Dopo la giornata di ieri, quella in cui moriremo tutti perché gli investitori esteri sono preoccupati, lo spread sale e persino il mercato globale del petrolio si decide in Italia, è utile fare alcune puntualizzazioni.
1) Le disfunzioni dell’Unione Europea restano indipendentemente da quello che accadrà in Italia. Gli scenari per l’Unione Europea sono sempre i soliti tre e non li decide l’Italia: a) l’Unione Europea diventa un’unione vera dopo che Francia e Germania rinunciano al loro stato attuale; b) non cambia niente e le spinte centrifughe aumentano a ogni fase di rallentamento globale al punto che: l’esercito europeo viene mandato nella periferia a contenere le rivolte oppure la periferia spolpata viene espulsa; c) si trova un accordo per smontare l’euro limitando il più possibile i danni fatti e quelli che possono emergere.
2) Il debito italiano non scenderà mai senza crescita esattamente come non scenderà mai il debito americano o francese o inglese o giapponese. Pensare di curare il debito con delle politiche recessive infatti è una follia che esiste solo in Europa e solo come mezzo per combattere la guerra civile europea. In un’ottica di recessione il debito americano è già adesso insostenibile così come quello francese. Nessun debito è abbastanza piccolo per non fare paura se c’è la recessione.
3) L’attuale struttura europea con vincoli di deficit fissati prima della più grande recessione degli ultimi 70 anni, il 2008, impedisce qualsiasi politica anticiclica per i Paesi indebitati o per i Paesi crisi. In pratica chi sta male non ha nessun mezzo per tirarsi fuori nemmeno con la migliore buona volontà. La ricetta della Ue per l’Italia nel 2011 è stata, nella sostanza, una politica economica recessiva. I risultati sono sotto gli occhi di tutti.
4) L’Italia deve chiedere una rinegoziazione formale o di fatto dei trattati come condizione necessaria, ma non sufficiente, per far ripartire la crescita.

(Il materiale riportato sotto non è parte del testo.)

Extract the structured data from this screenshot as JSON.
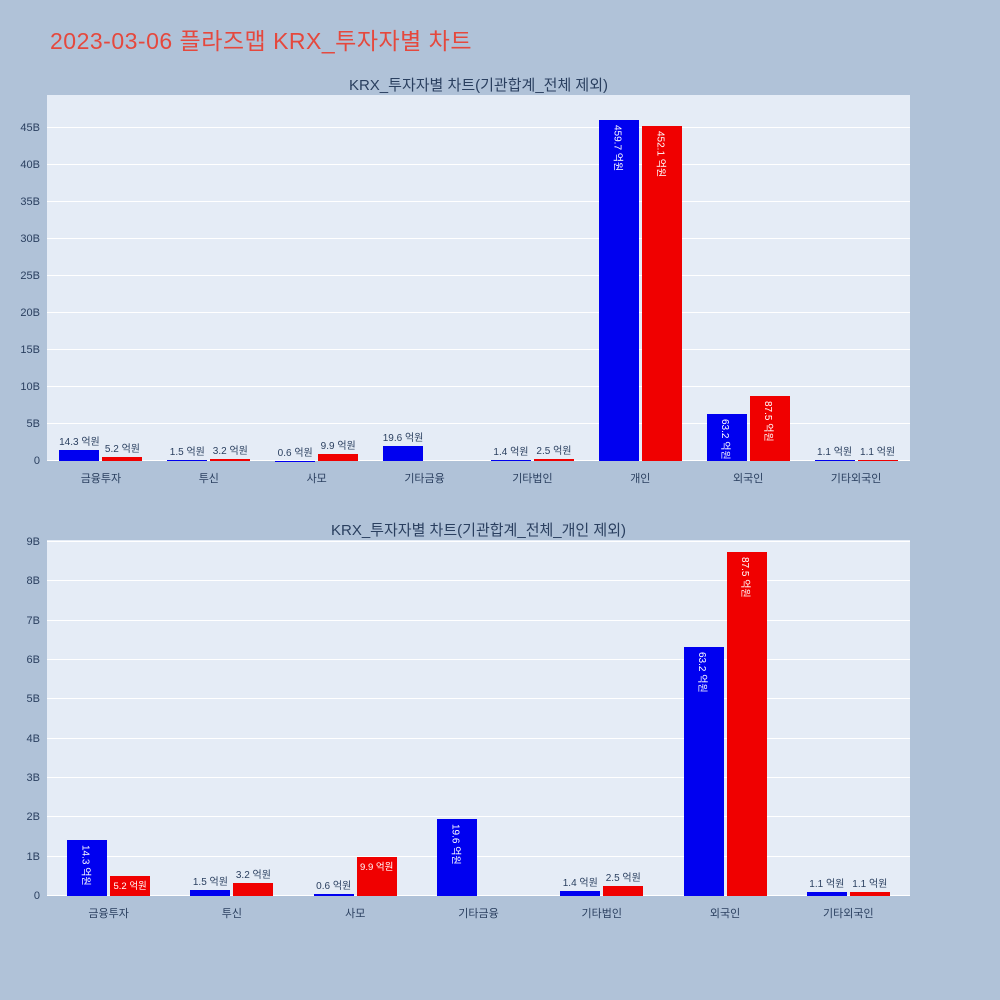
{
  "page": {
    "title": "2023-03-06 플라즈맵 KRX_투자자별 차트",
    "title_color": "#e5483d",
    "background_color": "#b0c2d8"
  },
  "colors": {
    "bar_blue": "#0000f0",
    "bar_red": "#f00000",
    "plot_background": "#e5ecf6",
    "grid": "#ffffff",
    "axis_text": "#2a3f5f",
    "label_inside": "#ffffff"
  },
  "chart_data": [
    {
      "type": "bar",
      "title": "KRX_투자자별 차트(기관합계_전체 제외)",
      "plot_bg": "#e5ecf6",
      "grid": true,
      "legend": "none",
      "value_unit": "억원",
      "value_scale_to_b": 0.1,
      "categories": [
        "금융투자",
        "투신",
        "사모",
        "기타금융",
        "기타법인",
        "개인",
        "외국인",
        "기타외국인"
      ],
      "series": [
        {
          "name": "blue",
          "color": "#0000f0",
          "values": [
            14.3,
            1.5,
            0.6,
            19.6,
            1.4,
            459.7,
            63.2,
            1.1
          ]
        },
        {
          "name": "red",
          "color": "#f00000",
          "values": [
            5.2,
            3.2,
            9.9,
            null,
            2.5,
            452.1,
            87.5,
            1.1
          ]
        }
      ],
      "y_axis": {
        "tick_values_b": [
          0,
          5,
          10,
          15,
          20,
          25,
          30,
          35,
          40,
          45
        ],
        "tick_labels": [
          "0",
          "5B",
          "10B",
          "15B",
          "20B",
          "25B",
          "30B",
          "35B",
          "40B",
          "45B"
        ],
        "ylim_b": [
          0,
          49.4
        ]
      }
    },
    {
      "type": "bar",
      "title": "KRX_투자자별 차트(기관합계_전체_개인 제외)",
      "plot_bg": "#e5ecf6",
      "grid": true,
      "legend": "none",
      "value_unit": "억원",
      "value_scale_to_b": 0.1,
      "categories": [
        "금융투자",
        "투신",
        "사모",
        "기타금융",
        "기타법인",
        "외국인",
        "기타외국인"
      ],
      "series": [
        {
          "name": "blue",
          "color": "#0000f0",
          "values": [
            14.3,
            1.5,
            0.6,
            19.6,
            1.4,
            63.2,
            1.1
          ]
        },
        {
          "name": "red",
          "color": "#f00000",
          "values": [
            5.2,
            3.2,
            9.9,
            null,
            2.5,
            87.5,
            1.1
          ]
        }
      ],
      "y_axis": {
        "tick_values_b": [
          0,
          1,
          2,
          3,
          4,
          5,
          6,
          7,
          8,
          9
        ],
        "tick_labels": [
          "0",
          "1B",
          "2B",
          "3B",
          "4B",
          "5B",
          "6B",
          "7B",
          "8B",
          "9B"
        ],
        "ylim_b": [
          0,
          9.05
        ]
      }
    }
  ]
}
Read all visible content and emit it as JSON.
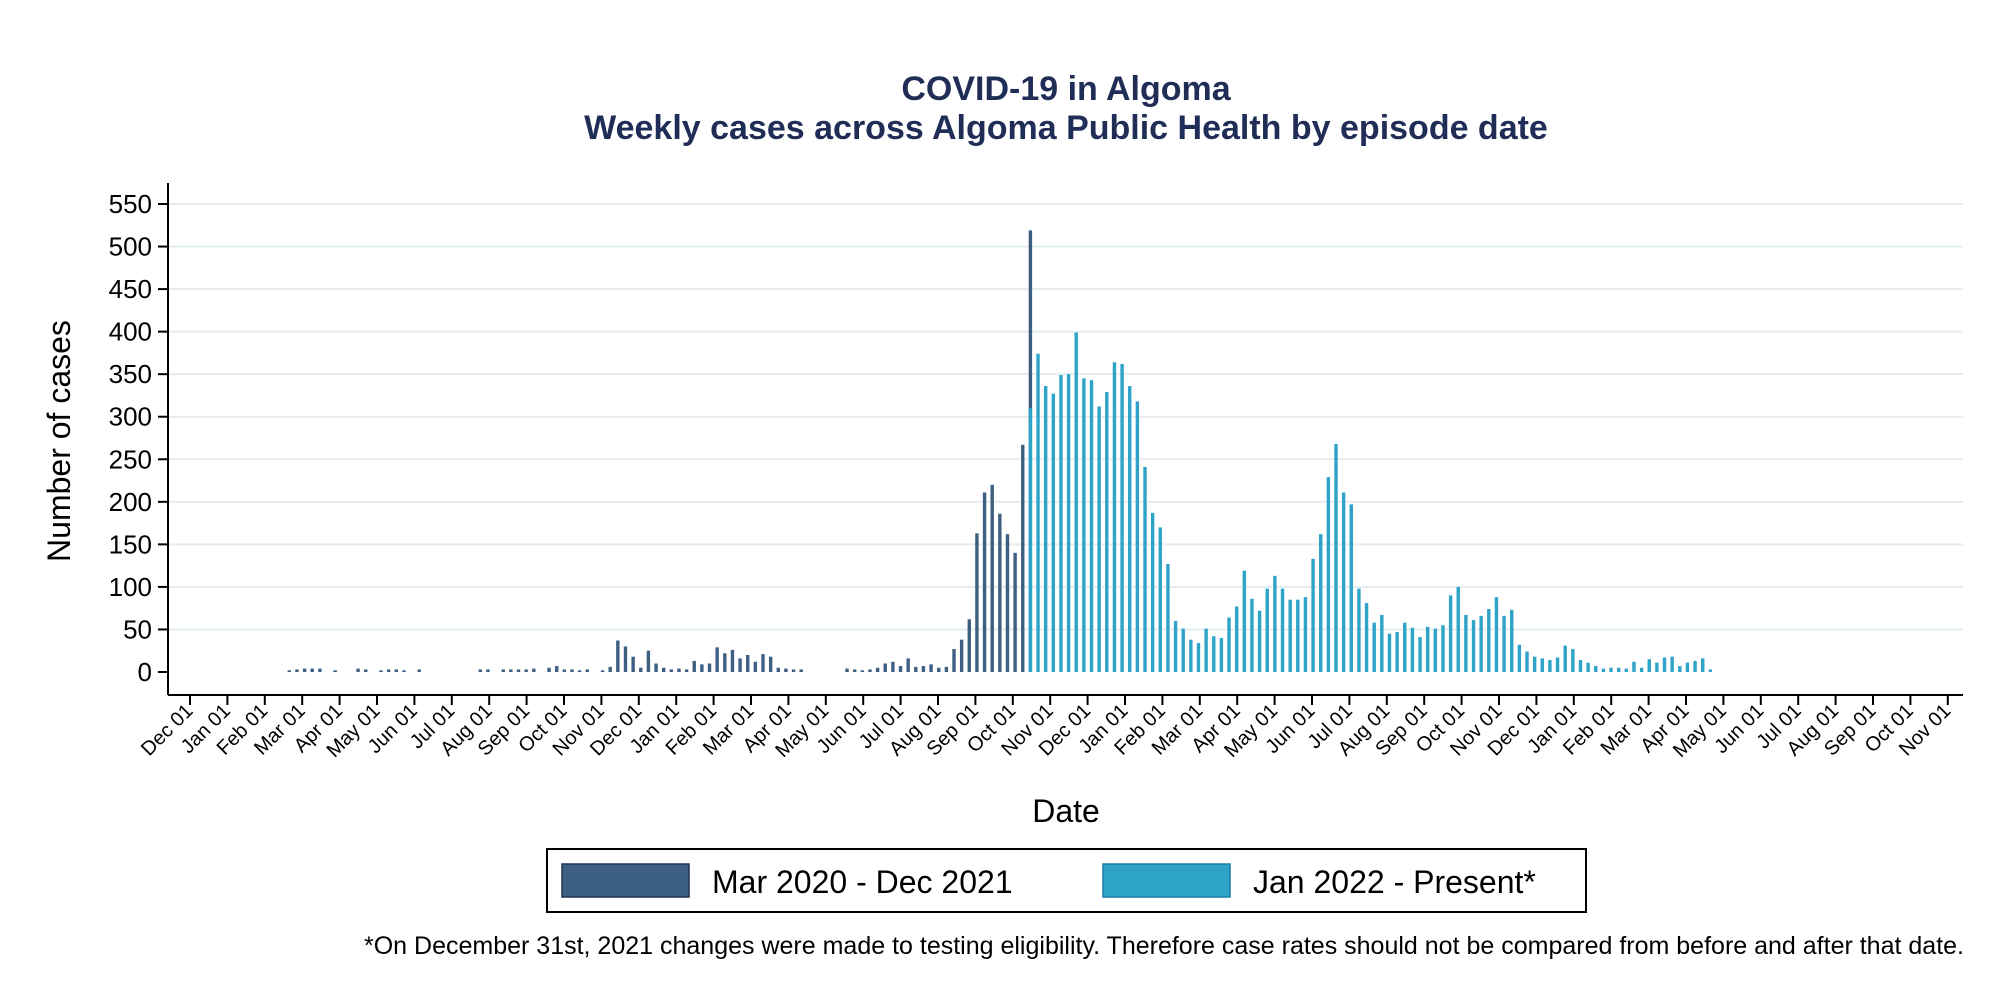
{
  "chart_data": {
    "type": "bar",
    "title": "COVID-19 in Algoma",
    "subtitle": "Weekly cases across Algoma Public Health by episode date",
    "xlabel": "Date",
    "ylabel": "Number of cases",
    "ylim": [
      0,
      550
    ],
    "yticks": [
      0,
      50,
      100,
      150,
      200,
      250,
      300,
      350,
      400,
      450,
      500,
      550
    ],
    "xticks": [
      "Dec 01",
      "Jan 01",
      "Feb 01",
      "Mar 01",
      "Apr 01",
      "May 01",
      "Jun 01",
      "Jul 01",
      "Aug 01",
      "Sep 01",
      "Oct 01",
      "Nov 01",
      "Dec 01",
      "Jan 01",
      "Feb 01",
      "Mar 01",
      "Apr 01",
      "May 01",
      "Jun 01",
      "Jul 01",
      "Aug 01",
      "Sep 01",
      "Oct 01",
      "Nov 01",
      "Dec 01",
      "Jan 01",
      "Feb 01",
      "Mar 01",
      "Apr 01",
      "May 01",
      "Jun 01",
      "Jul 01",
      "Aug 01",
      "Sep 01",
      "Oct 01",
      "Nov 01",
      "Dec 01",
      "Jan 01",
      "Feb 01",
      "Mar 01",
      "Apr 01",
      "May 01",
      "Jun 01",
      "Jul 01",
      "Aug 01",
      "Sep 01",
      "Oct 01",
      "Nov 01"
    ],
    "grid": true,
    "legend_position": "bottom",
    "colors": {
      "series1": "#3d5f82",
      "series2": "#2ea3c8",
      "grid": "#e3ecef",
      "title": "#1f2d57"
    },
    "series": [
      {
        "name": "Mar 2020 - Dec 2021",
        "start_week": 13,
        "values": [
          2,
          3,
          4,
          4,
          4,
          0,
          2,
          0,
          0,
          4,
          3,
          0,
          2,
          3,
          3,
          2,
          0,
          3,
          0,
          0,
          0,
          0,
          0,
          0,
          0,
          3,
          3,
          0,
          3,
          3,
          3,
          3,
          4,
          0,
          5,
          7,
          3,
          3,
          2,
          3,
          0,
          2,
          6,
          37,
          30,
          18,
          5,
          25,
          10,
          5,
          3,
          4,
          3,
          13,
          9,
          10,
          29,
          22,
          26,
          16,
          20,
          12,
          21,
          18,
          5,
          4,
          3,
          3,
          0,
          0,
          0,
          0,
          0,
          4,
          3,
          2,
          3,
          5,
          10,
          12,
          7,
          16,
          6,
          7,
          9,
          5,
          6,
          27,
          38,
          62,
          163,
          211,
          220,
          186,
          162,
          140,
          267,
          519
        ]
      },
      {
        "name": "Jan 2022 - Present*",
        "start_week": 110,
        "values": [
          310,
          374,
          336,
          327,
          349,
          350,
          399,
          345,
          343,
          312,
          329,
          364,
          362,
          336,
          318,
          241,
          187,
          170,
          127,
          60,
          51,
          38,
          34,
          51,
          42,
          40,
          64,
          77,
          119,
          86,
          72,
          98,
          113,
          98,
          85,
          85,
          88,
          133,
          162,
          229,
          268,
          211,
          197,
          98,
          81,
          58,
          67,
          45,
          47,
          58,
          52,
          41,
          53,
          51,
          55,
          90,
          100,
          67,
          61,
          66,
          74,
          88,
          66,
          73,
          32,
          24,
          18,
          16,
          14,
          17,
          31,
          27,
          14,
          11,
          7,
          4,
          5,
          5,
          4,
          12,
          5,
          15,
          11,
          17,
          18,
          7,
          11,
          13,
          16,
          3
        ]
      }
    ]
  },
  "legend": {
    "items": [
      {
        "label": "Mar 2020 - Dec 2021",
        "color": "#3d5f82"
      },
      {
        "label": "Jan 2022 - Present*",
        "color": "#2ea3c8"
      }
    ]
  },
  "footnote": "*On December 31st, 2021 changes were made to testing eligibility. Therefore case rates should not be compared from before and after that date."
}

Con questa opzione bisogna fare le cose giuste.
5) Questa richiesta sacrosanta deve avvenire nella consapevolezza degli attuali rapporti di forza, dell’attuale condizione economica italiana e richiede degli alleati dentro o fuori l’Ue; richiede inoltre che le richieste di maggiori deficit siano presentate come responsabili ed effettivamente funzionali a un rilancio degli investimenti. Il rischio vero non è che l’Italia faccia più deficit; il rischio vero è che un Paese che è senza strumenti di sovranità economica e finanziaria sostanziale si lanci allo sbaraglio contro le istituzioni che controllano gli strumenti, comuni, di sovranità sostanziale in modo scriteriato. Si genererebbe la stessa dinamica occorsa in Grecia nel 2015 dove un partito similissimo al Movimento 5 Stelle con richieste equiparabilissime è stato usato per rifilare alla Grecia un surplus di politiche europee. Neanche noi possiamo pensare che le richieste di reddito di cittadinanza di un partito che è perfino contro le metropolitane e che ha come unica ricetta la lotta alla corruzione possano suscitare l’innamoramento dei “mercati”. Richieste giuste, quelle di rinegoziazione dei trattati, rischiano di essere completamente depotenziate dalla “inaffidabilità” di chi se ne fa portavoce e dalla mancanza di credibilità del piano presentato, inclusa l’assenza di alleati che si devono trovare prima e non dopo per fare la battaglia in Europa; si genererebbe un circolo vizioso, un cortocircuito, sui mercati e in Europa che si tradurrebbe, alla fine, in un’ulteriore stretta europea esattamente come successo in Grecia. Con la vittoria di tutti tranne che degli italiani: l’Europa franco-tedesca, i mercati che speculano, chi ritiene che un’Italia forte possa essere un pericolo geopolitico.
La fase è delicata e bisogna stare molto attenti. Anche alle fake news sul prezzo della benzina.